Hong Kong telecommunications company Pacific Century CyberWorks (PCCW) is trying to address the problem of its legacy fixed-line telephone business, acquired when it bought Hong Kong Telecom from Cable and Wireless. Chairman Richard Li Tzar-kai says he is hunting for investments in information technology or telecommunications and expects the company to be generating net cash flow of HK$500 million by 2004, much of which will be earmarked for investment, after payment of a promised dividend.

Last week, the company announced 529 redundancies, and laid plans to spin off 3,000 jobs to a new unit called Cascade, offering lower salaries or redundancy.
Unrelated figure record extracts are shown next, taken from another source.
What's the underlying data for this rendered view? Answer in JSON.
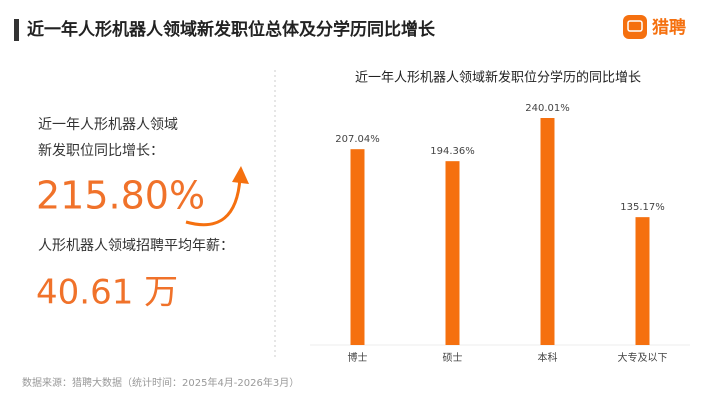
{
  "header": {
    "title": "近一年人形机器人领域新发职位总体及分学历同比增长",
    "logo": "猎聘"
  },
  "summary": {
    "growth_label": [
      "近一年人形机器人领域",
      "新发职位同比增长："
    ],
    "growth_value": "215.80%",
    "salary_label": "人形机器人领域招聘平均年薪：",
    "salary_value": "40.61 万"
  },
  "chart_data": {
    "type": "bar",
    "title": "近一年人形机器人领域新发职位分学历的同比增长",
    "categories": [
      "博士",
      "硕士",
      "本科",
      "大专及以下"
    ],
    "values": [
      207.04,
      194.36,
      240.01,
      135.17
    ],
    "value_labels": [
      "207.04%",
      "194.36%",
      "240.01%",
      "135.17%"
    ],
    "color": "#f5700f"
  },
  "footer": {
    "source": "数据来源：猎聘大数据（统计时间：2025年4月-2026年3月）"
  }
}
In the last 12 months the company has shed nearly 2,000 staff in total.

The company reduced financing costs by 39% in the first half and staff costs by 3%, generating a 15% rise in pre-tax profits to HK$241.2 million. After exceptional costs, there was a net loss of HK$92 million. PCCW's fixed-line sales, which account for 89% of total revenue, fell 9% per cent in the first half of the year and can be expected to continue to fall.

PCCW has made strenuous moves to cut costs during the last 18 months, and after punishing the stock for its TMT focus and bad fundamentals, the market has lately recognised a serious attempt to put things right by uprating PCCW shares.

Mr Li says: "we will not have growth of revenue between now to 2005, but we will have growth in cash flow and earnings". This is partly due to a focus of development activity on data services and Internet access, where revenue rose 7.5% to HK$243 million in the first six months, a quarter of fixed-line sales.

The market didn't however welcome last week's announcements. PCCW's shares fell 3.2% on Friday to HK$1.50; the stock is down 30% this year.